A media controversy erupted in 2020 when a lesbian woman planning to be fitted for a men's suit for a same-sex marriage made an appointment at the Magee Arnotts shop in Dublin. The woman, Maeve Wright, was told on arrival that the made-to-measure service was for men only, though she had been assured when booking the appointment that she could be served. Wright made an on-air complaint about her experience on the radio programme Liveline, which led to a response from CEO Rosy Temple, who called the incident a misunderstanding, and explained that the men's made-to-measure service used a men's pattern block. While Magee would be launching a specifically women's made-to-measure service later that year, the men's made-to-measure could be purchased by customers of either gender.

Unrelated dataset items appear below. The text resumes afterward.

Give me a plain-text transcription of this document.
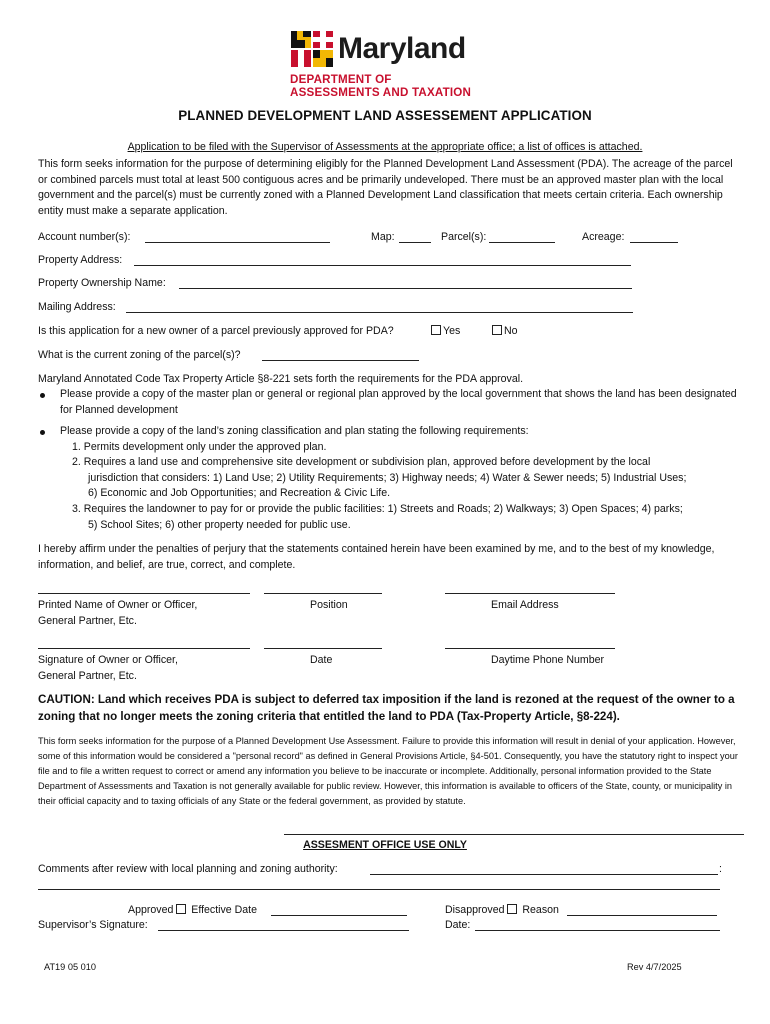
Maryland
DEPARTMENT OF
ASSESSMENTS AND TAXATION
PLANNED DEVELOPMENT LAND ASSESSEMENT APPLICATION
Application to be filed with the Supervisor of Assessments at the appropriate office; a list of offices is attached.
This form seeks information for the purpose of determining eligibly for the Planned Development Land Assessment (PDA). The acreage of the parcel or combined parcels must total at least 500 contiguous acres and be primarily undeveloped. There must be an approved master plan with the local government and the parcel(s) must be currently zoned with a Planned Development Land classification that meets certain criteria. Each ownership entity must make a separate application.
Account number(s):	Map:	Parcel(s):	Acreage:
Property Address:
Property Ownership Name:
Mailing Address:
Is this application for a new owner of a parcel previously approved for PDA?	Yes	No
What is the current zoning of the parcel(s)?
Maryland Annotated Code Tax Property Article §8-221 sets forth the requirements for the PDA approval.
Please provide a copy of the master plan or general or regional plan approved by the local government that shows the land has been designated for Planned development
Please provide a copy of the land’s zoning classification and plan stating the following requirements:
1. Permits development only under the approved plan.
2. Requires a land use and comprehensive site development or subdivision plan, approved before development by the local
jurisdiction that considers: 1) Land Use; 2) Utility Requirements; 3) Highway needs; 4) Water & Sewer needs; 5) Industrial Uses;
6) Economic and Job Opportunities; and Recreation & Civic Life.
3. Requires the landowner to pay for or provide the public facilities: 1) Streets and Roads; 2) Walkways; 3) Open Spaces; 4) parks;
5) School Sites; 6) other property needed for public use.
I hereby affirm under the penalties of perjury that the statements contained herein have been examined by me, and to the best of my knowledge, information, and belief, are true, correct, and complete.
Printed Name of Owner or Officer,
General Partner, Etc.
Position	Email Address
Signature of Owner or Officer,
General Partner, Etc.
Date	Daytime Phone Number
CAUTION: Land which receives PDA is subject to deferred tax imposition if the land is rezoned at the request of the owner to a zoning that no longer meets the zoning criteria that entitled the land to PDA (Tax-Property Article, §8-224).
This form seeks information for the purpose of a Planned Development Use Assessment. Failure to provide this information will result in denial of your application. However, some of this information would be considered a "personal record" as defined in General Provisions Article, §4-501. Consequently, you have the statutory right to inspect your file and to file a written request to correct or amend any information you believe to be inaccurate or incomplete. Additionally, personal information provided to the State Department of Assessments and Taxation is not generally available for public review. However, this information is available to officers of the State, county, or municipality in their official capacity and to taxing officials of any State or the federal government, as provided by statute.
ASSESMENT OFFICE USE ONLY
Comments after review with local planning and zoning authority:	:
Approved Effective Date	Disapproved Reason
Supervisor’s Signature:	Date:
AT19 05 010	Rev 4/7/2025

Magee has partnered with Donegal Yarns in Kilcar to source wool from Irish farmers, which is spun into yarn by Donegal Yarns before being woven by Magee. Patrick Temple has collaborated with sheep farmer James Lorinko to improve Donegal wool. In 2021, Magee created a new collection featuring a coat made from the resultant fabric.

The business was affected by COVID-19, with revenues falling from €14.14 million in 2019 to €7.61 million in 2020. Losses increased by €809,696 in 2021, but exports of finished cloth began increasing again. Employee head count decreased from 113 in 2019 to 79 in 2020, but increased again to 88 in 2021. The company received COVID-19-related government aid, and the extension of additional credit facilities from Enterprise Ireland.